Overall, the present study supports the growing evidence favoring Breast Conservation Surgery following neoadjuvant chemotherapy in selected early-stage breast cancer patients. BCS was associated with lower perioperative morbidity, fewer postoperative complications, superior cosmetic outcomes, improved quality of life, better functional recovery, and lower postoperative pain compared to Modified Radical Mastectomy.
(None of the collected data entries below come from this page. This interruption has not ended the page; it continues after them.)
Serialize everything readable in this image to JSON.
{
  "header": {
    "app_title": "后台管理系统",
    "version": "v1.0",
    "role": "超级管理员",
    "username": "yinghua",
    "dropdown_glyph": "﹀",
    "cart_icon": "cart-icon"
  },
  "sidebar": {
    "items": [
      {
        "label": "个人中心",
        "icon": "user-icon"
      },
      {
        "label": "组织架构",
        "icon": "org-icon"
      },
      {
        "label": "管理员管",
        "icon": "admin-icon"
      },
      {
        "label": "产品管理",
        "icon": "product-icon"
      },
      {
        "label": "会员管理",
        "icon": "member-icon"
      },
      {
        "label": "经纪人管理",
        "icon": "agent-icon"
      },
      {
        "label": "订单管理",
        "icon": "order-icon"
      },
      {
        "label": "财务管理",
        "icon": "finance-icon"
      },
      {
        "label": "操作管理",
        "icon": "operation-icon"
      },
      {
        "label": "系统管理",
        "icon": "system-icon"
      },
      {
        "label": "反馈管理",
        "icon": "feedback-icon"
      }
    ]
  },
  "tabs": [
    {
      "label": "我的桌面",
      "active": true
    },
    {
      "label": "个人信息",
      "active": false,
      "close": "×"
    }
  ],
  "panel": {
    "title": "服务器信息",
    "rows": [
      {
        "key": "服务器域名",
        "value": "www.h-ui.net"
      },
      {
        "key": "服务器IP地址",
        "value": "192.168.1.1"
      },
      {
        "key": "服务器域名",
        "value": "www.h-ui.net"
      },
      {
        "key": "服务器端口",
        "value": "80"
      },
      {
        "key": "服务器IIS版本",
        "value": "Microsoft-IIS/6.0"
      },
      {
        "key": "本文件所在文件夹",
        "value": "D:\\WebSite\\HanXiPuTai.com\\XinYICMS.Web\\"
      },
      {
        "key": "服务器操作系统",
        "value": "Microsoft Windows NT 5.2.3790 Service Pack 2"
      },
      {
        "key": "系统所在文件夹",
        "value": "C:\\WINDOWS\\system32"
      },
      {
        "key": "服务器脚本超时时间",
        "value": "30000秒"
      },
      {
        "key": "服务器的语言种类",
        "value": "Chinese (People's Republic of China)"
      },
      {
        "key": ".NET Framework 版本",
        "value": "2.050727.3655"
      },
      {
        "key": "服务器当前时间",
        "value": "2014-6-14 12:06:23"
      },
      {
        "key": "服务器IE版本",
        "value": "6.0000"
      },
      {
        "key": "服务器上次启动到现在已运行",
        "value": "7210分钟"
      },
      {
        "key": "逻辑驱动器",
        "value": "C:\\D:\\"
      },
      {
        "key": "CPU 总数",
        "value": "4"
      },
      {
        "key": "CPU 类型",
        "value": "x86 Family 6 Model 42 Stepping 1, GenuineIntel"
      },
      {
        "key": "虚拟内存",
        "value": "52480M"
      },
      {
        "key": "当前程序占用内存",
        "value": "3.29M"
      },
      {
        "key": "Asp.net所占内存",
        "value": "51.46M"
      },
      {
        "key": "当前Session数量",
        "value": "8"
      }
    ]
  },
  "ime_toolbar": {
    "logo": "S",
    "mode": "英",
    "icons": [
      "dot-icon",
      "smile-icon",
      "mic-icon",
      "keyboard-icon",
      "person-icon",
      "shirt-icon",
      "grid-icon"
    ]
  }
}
Despite the significant findings, certain limitations should be acknowledged. The relatively small sample size and single-center design may limit generalizability. The follow-up period was limited to six months and therefore long-term recurrence and survival outcomes could not be assessed. Additionally, cost analysis, return-to-work assessment, and the effects of different neoadjuvant chemotherapy regimens were not evaluated separately.
CONCLISION
Breast Conservation Surgery following neoadjuvant chemotherapy appears to be a safe, effective, and patient-centered surgical option for patients with early-stage breast cancer. Compared to Modified Radical Mastectomy, BCS was associated with lower perioperative morbidity, fewer postoperative complications, reduced postoperative pain, superior cosmetic outcomes, improved shoulder mobility, better sensory preservation, and enhanced quality of life. Baseline comparability between both study groups further strengthens the reliability of these findings. The study highlights that successful breast cancer management should focus not only on oncological safety but also on preservation of body image, functional recovery, and long-term psychosocial well-being in appropriately selected patients.